El nuevo sistema, desde mediados de siglo, se conoció con el nombre de «capitalismo». Karl Marx —que no solía emplear el sustantivo, sino hablar del «modo de producción capitalista»— analizó en El capital. Crítica de la economía política (1867-1894) este sistema como una relación de capital, un antagonismo entre los poseedores de la fuerza de trabajo y los propietarios de los medios de producción material. En forma simplificada, interpretada por autoridades como Friedrich Engels o Karl Kautsky, y modificada en torno del cambio de siglo por Rudolf Hilferding o Rosa Luxemburg, el análisis marxista del capitalismo fue la doctrina predominante en el movimiento obrero europeo. El concepto de capitalismo no tardó en ser adoptado asimismo por voces menos críticas con el nuevo sistema que Marx y sus partidarios. Poco después de 1900, los estudios y debates de economistas «burgueses», pero aun así influidos por Marx, dieron origen a una teoría compleja, sobre todo en Alemania, cuyos representantes principales fueron Werner Sombart y Max Weber.102 Estas teorías tenían en común que separaban el concepto de capitalismo de su relación directa con la industria del siglo XIX. Más que designar un determinado estadio de la evolución económica, se entendió por «capitalismo» una variante casi universal de la actividad económica que, en algunos autores, se remonta incluso a la Antigüedad europea. También se crearon tipologías: capitalismo agrario, comercial, industrial, financiero, etcétera. Estos modelos de los economistas alemanes no marxistas renunciaban a partir, como Marx, de una idea «objetiva» del valor del trabajo, según la cual solo el trabajo crea un valor mesurable. Pero tampoco se sumaron a la doctrina económica de la «utilidad marginal», que desde más o menos 1870 se hizo ortodoxa entre los autores británicos o austríacos, construida en torno del modo en que quienes participan en el mercado valoran la «utilidad subjetiva» y jerarquizan sus preferencias decisorias.
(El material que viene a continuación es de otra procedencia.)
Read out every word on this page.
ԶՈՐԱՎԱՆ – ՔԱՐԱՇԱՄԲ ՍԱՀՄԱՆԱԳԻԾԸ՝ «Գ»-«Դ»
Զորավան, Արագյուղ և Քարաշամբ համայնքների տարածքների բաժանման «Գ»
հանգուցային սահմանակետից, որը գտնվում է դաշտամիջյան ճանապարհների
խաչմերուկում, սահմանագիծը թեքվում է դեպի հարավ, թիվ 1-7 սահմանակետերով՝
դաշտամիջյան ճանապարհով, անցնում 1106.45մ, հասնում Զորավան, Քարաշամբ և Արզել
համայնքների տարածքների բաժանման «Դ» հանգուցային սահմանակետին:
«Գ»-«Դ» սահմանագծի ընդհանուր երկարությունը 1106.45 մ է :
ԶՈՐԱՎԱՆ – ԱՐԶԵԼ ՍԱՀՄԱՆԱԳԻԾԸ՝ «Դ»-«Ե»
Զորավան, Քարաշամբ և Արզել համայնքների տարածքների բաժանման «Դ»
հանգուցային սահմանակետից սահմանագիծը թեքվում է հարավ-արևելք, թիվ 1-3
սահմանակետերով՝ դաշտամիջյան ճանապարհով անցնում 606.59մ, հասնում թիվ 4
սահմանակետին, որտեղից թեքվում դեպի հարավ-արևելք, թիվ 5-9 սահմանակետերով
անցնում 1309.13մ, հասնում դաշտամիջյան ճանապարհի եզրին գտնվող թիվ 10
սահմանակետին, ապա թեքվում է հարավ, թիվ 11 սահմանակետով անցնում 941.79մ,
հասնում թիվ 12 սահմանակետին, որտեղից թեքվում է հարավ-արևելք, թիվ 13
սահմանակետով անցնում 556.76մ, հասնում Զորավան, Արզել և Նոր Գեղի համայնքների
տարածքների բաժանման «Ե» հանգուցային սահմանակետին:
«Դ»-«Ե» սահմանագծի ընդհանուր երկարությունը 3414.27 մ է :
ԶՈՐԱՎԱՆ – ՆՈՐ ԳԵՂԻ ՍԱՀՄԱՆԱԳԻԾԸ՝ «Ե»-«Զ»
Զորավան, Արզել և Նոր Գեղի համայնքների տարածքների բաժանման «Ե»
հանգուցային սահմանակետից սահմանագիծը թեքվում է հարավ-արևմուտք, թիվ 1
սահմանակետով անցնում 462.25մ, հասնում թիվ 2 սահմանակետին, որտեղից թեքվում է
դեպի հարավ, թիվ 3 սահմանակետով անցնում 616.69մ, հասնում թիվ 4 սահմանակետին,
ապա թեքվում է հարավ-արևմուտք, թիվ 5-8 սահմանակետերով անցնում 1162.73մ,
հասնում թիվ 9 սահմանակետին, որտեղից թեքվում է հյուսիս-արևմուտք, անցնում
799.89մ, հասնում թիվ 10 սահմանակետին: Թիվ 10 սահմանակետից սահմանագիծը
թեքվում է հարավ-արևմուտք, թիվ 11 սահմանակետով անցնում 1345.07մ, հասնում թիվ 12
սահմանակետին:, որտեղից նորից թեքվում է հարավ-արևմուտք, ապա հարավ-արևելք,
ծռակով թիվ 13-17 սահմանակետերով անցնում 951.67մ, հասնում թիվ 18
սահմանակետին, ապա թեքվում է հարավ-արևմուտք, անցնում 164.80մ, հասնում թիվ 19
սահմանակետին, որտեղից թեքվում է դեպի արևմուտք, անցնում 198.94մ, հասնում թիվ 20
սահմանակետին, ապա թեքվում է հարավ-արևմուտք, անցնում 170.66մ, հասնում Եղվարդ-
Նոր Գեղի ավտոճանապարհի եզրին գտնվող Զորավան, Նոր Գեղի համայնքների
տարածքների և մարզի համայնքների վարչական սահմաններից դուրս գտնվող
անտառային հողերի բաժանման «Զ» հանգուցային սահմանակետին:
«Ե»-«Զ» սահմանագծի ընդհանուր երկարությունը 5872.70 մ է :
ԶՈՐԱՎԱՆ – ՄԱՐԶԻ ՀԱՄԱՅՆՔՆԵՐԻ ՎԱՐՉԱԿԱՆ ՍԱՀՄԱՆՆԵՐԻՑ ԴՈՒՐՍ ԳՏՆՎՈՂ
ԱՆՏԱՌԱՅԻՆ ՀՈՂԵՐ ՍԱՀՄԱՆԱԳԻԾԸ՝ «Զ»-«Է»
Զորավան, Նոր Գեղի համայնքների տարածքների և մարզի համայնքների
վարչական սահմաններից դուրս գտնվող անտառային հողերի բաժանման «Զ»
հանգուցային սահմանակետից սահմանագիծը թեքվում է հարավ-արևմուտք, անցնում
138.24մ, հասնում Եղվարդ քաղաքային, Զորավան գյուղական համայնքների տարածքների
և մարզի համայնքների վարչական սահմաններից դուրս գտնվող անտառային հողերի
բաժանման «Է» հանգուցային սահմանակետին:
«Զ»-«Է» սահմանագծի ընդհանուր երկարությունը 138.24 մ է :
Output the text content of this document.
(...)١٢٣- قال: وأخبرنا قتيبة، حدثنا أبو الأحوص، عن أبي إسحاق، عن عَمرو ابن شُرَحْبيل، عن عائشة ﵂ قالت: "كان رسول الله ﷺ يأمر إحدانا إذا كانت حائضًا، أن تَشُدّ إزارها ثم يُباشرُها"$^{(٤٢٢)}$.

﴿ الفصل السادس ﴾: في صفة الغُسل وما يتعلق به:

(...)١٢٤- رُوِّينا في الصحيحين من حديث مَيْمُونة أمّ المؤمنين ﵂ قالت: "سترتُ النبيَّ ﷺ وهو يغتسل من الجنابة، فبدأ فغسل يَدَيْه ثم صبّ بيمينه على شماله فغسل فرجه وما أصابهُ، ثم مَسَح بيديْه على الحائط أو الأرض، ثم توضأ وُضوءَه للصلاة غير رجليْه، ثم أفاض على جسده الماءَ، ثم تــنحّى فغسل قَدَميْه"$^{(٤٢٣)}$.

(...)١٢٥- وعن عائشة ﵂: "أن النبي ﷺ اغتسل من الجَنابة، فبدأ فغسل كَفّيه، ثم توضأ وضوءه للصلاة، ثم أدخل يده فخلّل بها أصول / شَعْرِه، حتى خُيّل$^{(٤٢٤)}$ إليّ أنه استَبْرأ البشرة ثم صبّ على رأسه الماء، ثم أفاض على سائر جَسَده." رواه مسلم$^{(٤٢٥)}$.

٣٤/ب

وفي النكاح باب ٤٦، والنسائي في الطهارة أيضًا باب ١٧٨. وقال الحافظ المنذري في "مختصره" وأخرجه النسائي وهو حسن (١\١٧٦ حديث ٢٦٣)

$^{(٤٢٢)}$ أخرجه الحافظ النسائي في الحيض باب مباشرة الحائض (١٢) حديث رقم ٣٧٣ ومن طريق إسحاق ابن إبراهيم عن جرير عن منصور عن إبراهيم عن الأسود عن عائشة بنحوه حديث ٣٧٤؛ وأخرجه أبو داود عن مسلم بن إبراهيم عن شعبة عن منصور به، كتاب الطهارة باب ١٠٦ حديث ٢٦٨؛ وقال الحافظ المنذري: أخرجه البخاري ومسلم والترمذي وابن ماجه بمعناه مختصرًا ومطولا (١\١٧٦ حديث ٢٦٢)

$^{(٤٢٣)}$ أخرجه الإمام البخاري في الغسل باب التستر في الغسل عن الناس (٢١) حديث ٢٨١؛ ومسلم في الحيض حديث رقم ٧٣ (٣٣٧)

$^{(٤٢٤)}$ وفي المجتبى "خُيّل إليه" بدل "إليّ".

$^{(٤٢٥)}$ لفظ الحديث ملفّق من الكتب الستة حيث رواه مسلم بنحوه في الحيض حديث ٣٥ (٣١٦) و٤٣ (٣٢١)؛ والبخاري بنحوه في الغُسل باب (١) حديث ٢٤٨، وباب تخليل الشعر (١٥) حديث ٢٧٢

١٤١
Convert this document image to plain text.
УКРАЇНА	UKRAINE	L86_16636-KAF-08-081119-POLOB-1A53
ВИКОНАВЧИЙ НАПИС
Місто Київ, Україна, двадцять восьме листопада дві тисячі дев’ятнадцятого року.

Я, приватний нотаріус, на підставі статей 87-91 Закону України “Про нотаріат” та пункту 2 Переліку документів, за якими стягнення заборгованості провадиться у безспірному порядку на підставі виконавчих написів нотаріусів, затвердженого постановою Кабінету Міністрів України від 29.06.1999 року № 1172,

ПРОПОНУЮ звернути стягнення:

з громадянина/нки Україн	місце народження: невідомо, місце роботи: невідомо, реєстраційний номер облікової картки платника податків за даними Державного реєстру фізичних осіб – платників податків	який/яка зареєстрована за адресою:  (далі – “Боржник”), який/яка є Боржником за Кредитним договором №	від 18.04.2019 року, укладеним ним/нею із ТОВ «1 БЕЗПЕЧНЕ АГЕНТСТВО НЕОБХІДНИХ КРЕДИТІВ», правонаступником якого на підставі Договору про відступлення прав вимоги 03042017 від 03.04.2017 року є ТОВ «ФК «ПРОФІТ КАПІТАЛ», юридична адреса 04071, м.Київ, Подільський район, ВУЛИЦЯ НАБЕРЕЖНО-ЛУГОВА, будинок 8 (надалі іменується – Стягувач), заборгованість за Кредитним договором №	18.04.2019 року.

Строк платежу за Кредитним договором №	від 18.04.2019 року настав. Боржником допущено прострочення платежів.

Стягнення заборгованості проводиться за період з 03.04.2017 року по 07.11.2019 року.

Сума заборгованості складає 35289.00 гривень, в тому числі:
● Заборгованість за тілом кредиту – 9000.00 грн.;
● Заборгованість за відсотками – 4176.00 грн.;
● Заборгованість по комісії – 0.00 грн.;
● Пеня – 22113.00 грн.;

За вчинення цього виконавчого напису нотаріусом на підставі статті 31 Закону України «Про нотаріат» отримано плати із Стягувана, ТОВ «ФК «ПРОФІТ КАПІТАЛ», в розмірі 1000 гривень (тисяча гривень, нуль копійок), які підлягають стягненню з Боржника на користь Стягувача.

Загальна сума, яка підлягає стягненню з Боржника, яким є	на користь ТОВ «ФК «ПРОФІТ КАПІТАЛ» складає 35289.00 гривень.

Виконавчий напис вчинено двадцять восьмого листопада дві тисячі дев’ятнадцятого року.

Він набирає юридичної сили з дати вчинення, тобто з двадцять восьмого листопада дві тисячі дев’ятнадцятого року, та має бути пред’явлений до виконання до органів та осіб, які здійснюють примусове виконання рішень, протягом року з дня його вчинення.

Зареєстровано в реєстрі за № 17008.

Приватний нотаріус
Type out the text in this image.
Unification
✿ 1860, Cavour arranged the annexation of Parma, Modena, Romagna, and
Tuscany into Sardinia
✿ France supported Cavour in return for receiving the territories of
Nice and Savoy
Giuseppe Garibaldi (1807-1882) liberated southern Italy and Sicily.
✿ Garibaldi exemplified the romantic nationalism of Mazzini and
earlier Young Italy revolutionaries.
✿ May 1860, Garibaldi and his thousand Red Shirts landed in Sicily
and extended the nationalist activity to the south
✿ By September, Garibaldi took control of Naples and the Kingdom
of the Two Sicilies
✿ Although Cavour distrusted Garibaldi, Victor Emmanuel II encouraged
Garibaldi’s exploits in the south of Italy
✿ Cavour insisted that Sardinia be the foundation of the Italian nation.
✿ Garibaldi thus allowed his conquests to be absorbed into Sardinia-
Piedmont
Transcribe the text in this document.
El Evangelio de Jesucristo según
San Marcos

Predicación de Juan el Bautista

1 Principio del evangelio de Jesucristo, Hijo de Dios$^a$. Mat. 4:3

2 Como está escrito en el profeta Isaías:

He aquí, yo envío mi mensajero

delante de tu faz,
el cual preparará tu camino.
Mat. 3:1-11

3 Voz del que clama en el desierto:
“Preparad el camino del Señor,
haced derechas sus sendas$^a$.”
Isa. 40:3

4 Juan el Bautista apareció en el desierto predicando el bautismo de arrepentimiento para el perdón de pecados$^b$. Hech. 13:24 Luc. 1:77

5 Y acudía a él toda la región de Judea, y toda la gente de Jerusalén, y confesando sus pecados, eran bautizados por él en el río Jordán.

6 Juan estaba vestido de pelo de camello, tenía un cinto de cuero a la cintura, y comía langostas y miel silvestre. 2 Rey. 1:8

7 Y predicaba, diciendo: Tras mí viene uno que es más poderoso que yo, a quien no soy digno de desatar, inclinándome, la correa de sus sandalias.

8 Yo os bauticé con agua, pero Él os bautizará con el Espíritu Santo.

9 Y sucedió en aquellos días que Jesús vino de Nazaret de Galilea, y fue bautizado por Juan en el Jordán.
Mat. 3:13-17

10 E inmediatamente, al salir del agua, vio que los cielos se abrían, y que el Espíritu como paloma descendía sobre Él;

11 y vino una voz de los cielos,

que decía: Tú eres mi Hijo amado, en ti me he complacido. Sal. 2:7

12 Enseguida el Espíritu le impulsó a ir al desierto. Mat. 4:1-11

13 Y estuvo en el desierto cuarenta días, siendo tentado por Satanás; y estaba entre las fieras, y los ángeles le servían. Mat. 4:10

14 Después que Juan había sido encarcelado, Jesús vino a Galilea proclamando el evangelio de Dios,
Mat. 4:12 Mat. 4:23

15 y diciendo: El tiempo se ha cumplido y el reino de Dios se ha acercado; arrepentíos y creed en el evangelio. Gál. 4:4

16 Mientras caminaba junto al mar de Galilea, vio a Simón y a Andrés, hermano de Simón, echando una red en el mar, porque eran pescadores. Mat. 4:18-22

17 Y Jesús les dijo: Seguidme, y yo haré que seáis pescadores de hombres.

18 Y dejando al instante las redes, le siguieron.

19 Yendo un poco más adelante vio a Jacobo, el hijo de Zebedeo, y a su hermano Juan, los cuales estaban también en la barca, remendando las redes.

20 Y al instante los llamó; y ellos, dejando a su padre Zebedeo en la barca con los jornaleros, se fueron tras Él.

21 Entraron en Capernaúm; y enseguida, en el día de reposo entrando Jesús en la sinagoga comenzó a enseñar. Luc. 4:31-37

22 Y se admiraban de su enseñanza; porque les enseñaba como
La teoría del capitalismo del cambio de siglo, que adoptaba matices diversos en Weber, Sombart y otros autores, no descuidaba las instituciones y era capaz de captar bien la transformación histórica. Aunque no negaba la contradicción entre el capital y el trabajo, hacía más hincapié que Marx en la estructura empresarial de la producción capitalista y también en las ideas y mentalidades, la «actitud económica» que mantenía el sistema en funcionamiento. Los representantes principales de esta teoría tenían una orientación tan histórica que incluso desatendieron un tanto el análisis de su presente. Aunque Sombart hizo comentarios repetidos sobre la vida económica de su tiempo, y aunque Max Weber siempre estuvo atento a la actualidad (desde sus primeros estudios empíricos sobre la Bolsa, la prensa y el trabajo en la Prusia rural), su investigación se centró durante muchos años en la Edad Moderna. Aquí Weber halló los orígenes de la «ética protestante», y Sombart, un «capitalismo comercial» que ya había adquirido complejidad. De Marx a Weber, el capitalismo fue un tema central del análisis que las ciencias sociales hicieron de la época. Las teorías al respecto —entre las que debemos incluir las teorías imperialistas del socialismo y el liberalismo radical, estrictamente coetáneas con los trabajos de Max Weber, Werner Sombart y otros miembros de la «joven escuela historicista» de la economía alemana—103 están entre las descripciones más elaboradas que el siglo XIX tardío hizo de sí mismo. Aun así, ello no dio origen a una interpretación unitaria del concepto, hasta el punto de que en 1918 (todavía en vida de Max Weber) un estado de la cuestión afirmó haber hallado 111 definiciones de «capitalismo» en la bibliografía.104
Esta indeterminación no ha supuesto que podamos prescindir del concepto. Desde los clásicos, no solo se ha mantenido en la tradición marxista, sino que también lo emplearon los apologetas del sistema. La teoría económica ortodoxa sí lo evitaba y prefería el eufemismo de la «economía de mercado». Los cambios experimentados desde hace un par de décadas han hecho renacer el concepto de capitalismo. Igual que la industria en desarrollo, el empobrecimiento del primer protectorado o la sumisión del mundo a un racionalismo comercial calculador hizo surgir originalmente el interés por este tema, ahora lo han despertado la presencia global de las corporaciones transnacionales y el fracaso de todas las alternativas no capitalistas: las que hicieron que el socialismo se vaciara desde dentro, como en China, o las que vivieron su fin por efecto de una revolución, como en la Unión Soviética y su esfera de influencia. Desde la década de 1990, se ha intentado un sinnúmero de veces describir el «capitalismo global» y desarrollar una teoría que lo explique, pero aún carecemos de una nueva síntesis.105 Hoy las tipologías se ven de otro modo que hace cien años. Sobre todo se investigan las diferencias entre los capitalismos regionales: el europeo (con diversas subdivisiones, por ejemplo, el «renano»), el estadounidense, el asiático oriental, etcétera. Muchos de los actuales teóricos del capitalismo se centran casi exclusivamente en el presente, sin la profundidad histórica de los clásicos, y pasan por alto lo que ya Fernand Braudel y algunos de sus discípulos, en la estela de Werner Sombart, habían estudiado y descrito como una primera forma de capitalismo «global»: el comercio mundial de la Edad Moderna, que partía de Europa, pero no era practicado solo por los europeos.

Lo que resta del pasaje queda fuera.